One example Cahn offered was a human resources organization that helps skilled individuals to find jobs in the higher education sector. Such a firm already uses Hippo to collect visitor data, and share that data with prospective employers. That’s not a traditional e-retailer, Cahn admits.

But if CXS is expected to gain enough traction to be taken seriously by e-retailers — groups that are already satisfied Salesforce and/or D&B customers — it may need the backing of numerous smaller industry segments.

And as Enonic’s Sigdestad admits, that fact alone creates its own technical challenge.

“We see silos as a huge problem. For every single system you’re building, you’re creating new segments and new rules, you’re collecting different data, and you have a really hard time redistributing them,” Sigdestad said.

His approach to this challenge would be for CXS to employ a tagging system, labeling the industry to which customer data would pertain with what are called “custom segments.” An enterprise data user could create a custom segment however it sees fit.

“You don’t have to use it if you don’t like to,” he added. “You can still trust your own profile in marketing automation. But you can then share it with the Context Server, so that everyone else can benefit from the data you collect.”

A tagging system would alert CXS servers as to which parts of a customer’s profile should be aggregated. In a similar vein to how the BitTorrent system never stores a complete file in any one location, a CXS profile may never exist in any one place in its entirety.

From a legal perspective, this could be a very good thing. It means no single party is responsible for profile storage, and like BitTorrent, every service provider could claim safe harbor.

From a management perspective, however, a consistently growing number of custom segments would give the customer more data classes to track. Exactly how the customer would approach this task, would be one of the items on the OASIS discussion agenda.

“Privacy is definitely something we’ve been talking about on a regular basis,” said Huber. “If we look at what Google is tracking on its users, it’s essentially a black box. They tell you they give you access to what they’ve resolved, but it’s actually aggregations of what they’ve tracked about you, and you have no idea what went into the system... Suddenly, if there’s a standard or an open source implementation, there’s really an opportunity to get some control over what’s going on.”

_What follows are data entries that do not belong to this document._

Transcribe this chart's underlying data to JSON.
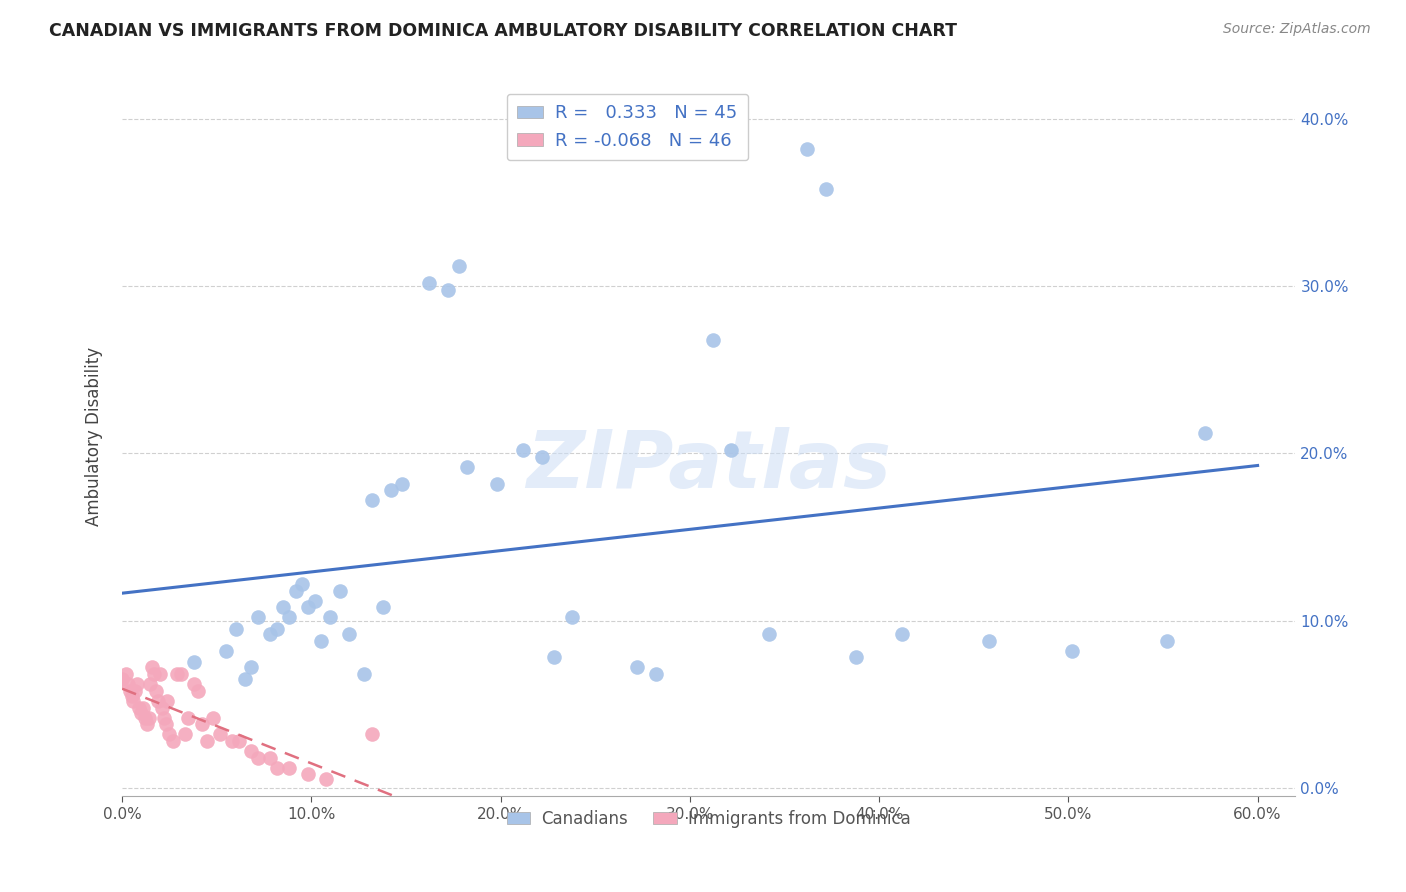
{
  "title": "CANADIAN VS IMMIGRANTS FROM DOMINICA AMBULATORY DISABILITY CORRELATION CHART",
  "source": "Source: ZipAtlas.com",
  "ylabel": "Ambulatory Disability",
  "xlim": [
    0.0,
    0.62
  ],
  "ylim": [
    -0.005,
    0.425
  ],
  "xticks": [
    0.0,
    0.1,
    0.2,
    0.3,
    0.4,
    0.5,
    0.6
  ],
  "yticks": [
    0.0,
    0.1,
    0.2,
    0.3,
    0.4
  ],
  "canadian_R": 0.333,
  "canadian_N": 45,
  "dominica_R": -0.068,
  "dominica_N": 46,
  "blue_color": "#a8c4e8",
  "pink_color": "#f4a8bc",
  "blue_line_color": "#4472c4",
  "pink_line_color": "#e07080",
  "watermark_text": "ZIPatlas",
  "legend_blue_label": "Canadians",
  "legend_pink_label": "Immigrants from Dominica",
  "canadian_x": [
    0.038,
    0.055,
    0.06,
    0.065,
    0.068,
    0.072,
    0.078,
    0.082,
    0.085,
    0.088,
    0.092,
    0.095,
    0.098,
    0.102,
    0.105,
    0.11,
    0.115,
    0.12,
    0.128,
    0.132,
    0.138,
    0.142,
    0.148,
    0.162,
    0.172,
    0.178,
    0.182,
    0.198,
    0.212,
    0.222,
    0.228,
    0.238,
    0.272,
    0.282,
    0.312,
    0.322,
    0.342,
    0.362,
    0.372,
    0.388,
    0.412,
    0.458,
    0.502,
    0.552,
    0.572
  ],
  "canadian_y": [
    0.075,
    0.082,
    0.095,
    0.065,
    0.072,
    0.102,
    0.092,
    0.095,
    0.108,
    0.102,
    0.118,
    0.122,
    0.108,
    0.112,
    0.088,
    0.102,
    0.118,
    0.092,
    0.068,
    0.172,
    0.108,
    0.178,
    0.182,
    0.302,
    0.298,
    0.312,
    0.192,
    0.182,
    0.202,
    0.198,
    0.078,
    0.102,
    0.072,
    0.068,
    0.268,
    0.202,
    0.092,
    0.382,
    0.358,
    0.078,
    0.092,
    0.088,
    0.082,
    0.088,
    0.212
  ],
  "dominica_x": [
    0.0,
    0.002,
    0.003,
    0.004,
    0.005,
    0.006,
    0.007,
    0.008,
    0.009,
    0.01,
    0.011,
    0.012,
    0.013,
    0.014,
    0.015,
    0.016,
    0.017,
    0.018,
    0.019,
    0.02,
    0.021,
    0.022,
    0.023,
    0.024,
    0.025,
    0.027,
    0.029,
    0.031,
    0.033,
    0.035,
    0.038,
    0.04,
    0.042,
    0.045,
    0.048,
    0.052,
    0.058,
    0.062,
    0.068,
    0.072,
    0.078,
    0.082,
    0.088,
    0.098,
    0.108,
    0.132
  ],
  "dominica_y": [
    0.065,
    0.068,
    0.062,
    0.058,
    0.055,
    0.052,
    0.058,
    0.062,
    0.048,
    0.045,
    0.048,
    0.042,
    0.038,
    0.042,
    0.062,
    0.072,
    0.068,
    0.058,
    0.052,
    0.068,
    0.048,
    0.042,
    0.038,
    0.052,
    0.032,
    0.028,
    0.068,
    0.068,
    0.032,
    0.042,
    0.062,
    0.058,
    0.038,
    0.028,
    0.042,
    0.032,
    0.028,
    0.028,
    0.022,
    0.018,
    0.018,
    0.012,
    0.012,
    0.008,
    0.005,
    0.032
  ],
  "background_color": "#ffffff",
  "grid_color": "#d0d0d0"
}
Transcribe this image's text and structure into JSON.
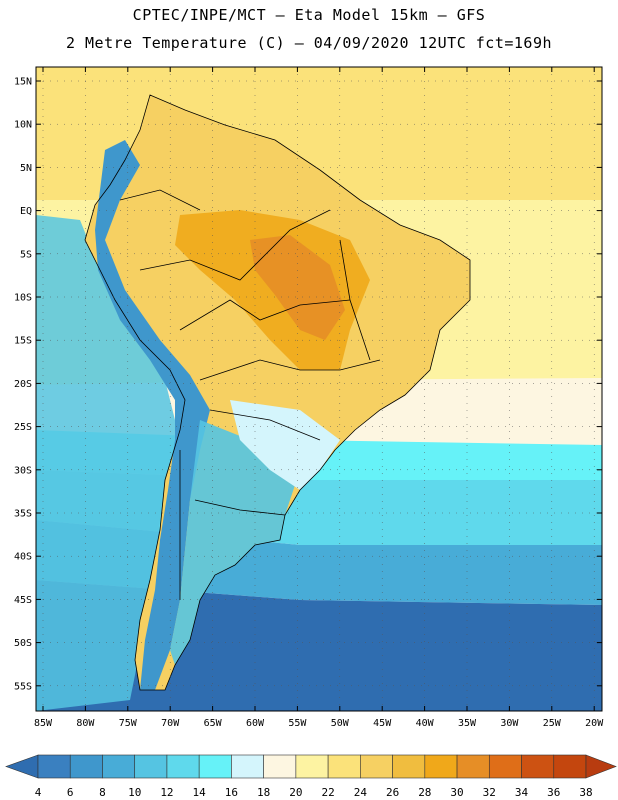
{
  "title_line_1": "CPTEC/INPE/MCT –  Eta Model 15km – GFS",
  "title_line_2": "2 Metre Temperature (C) – 04/09/2020 12UTC fct=169h",
  "lat_labels": [
    "15N",
    "10N",
    "5N",
    "EQ",
    "5S",
    "10S",
    "15S",
    "20S",
    "25S",
    "30S",
    "35S",
    "40S",
    "45S",
    "50S",
    "55S"
  ],
  "lon_labels": [
    "85W",
    "80W",
    "75W",
    "70W",
    "65W",
    "60W",
    "55W",
    "50W",
    "45W",
    "40W",
    "35W",
    "30W",
    "25W",
    "20W"
  ],
  "colorbar": {
    "levels": [
      "4",
      "6",
      "8",
      "10",
      "12",
      "14",
      "16",
      "18",
      "20",
      "22",
      "24",
      "26",
      "28",
      "30",
      "32",
      "34",
      "36",
      "38"
    ],
    "colors": [
      "#2f6db0",
      "#3a80c0",
      "#3f97cc",
      "#48acd7",
      "#55c4e2",
      "#5fd9ec",
      "#66f2f8",
      "#d4f5fc",
      "#fdf6e1",
      "#fdf3a2",
      "#fbe27a",
      "#f6d062",
      "#f0bd3f",
      "#f0a81a",
      "#e68e26",
      "#df6e18",
      "#cd5212",
      "#c4460e",
      "#b83c10"
    ]
  },
  "map_colors": {
    "ocean_cold": "#2f6db0",
    "ocean_cool": "#48acd7",
    "ocean_mid": "#5fd9ec",
    "ocean_light": "#66f2f8",
    "ocean_warm": "#fdf3a2",
    "ocean_hot": "#fbe27a",
    "land_warm": "#f6d062",
    "land_hot": "#f0a81a",
    "land_max": "#e68e26",
    "andes": "#3f97cc",
    "border": "#000000"
  }
}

Prospective members of a broad industry coalition are being invited to meet together in late April, to discuss the prospective agenda for CXS. Should the process move forward, CXS would become, by design, a system incapable of being capitalized by any single provider. Yet, for it to have a chance of success, it may need a sign of support from one of those capitalists.

It’s a long tightrope ahead. And there are already footsteps where others have tread.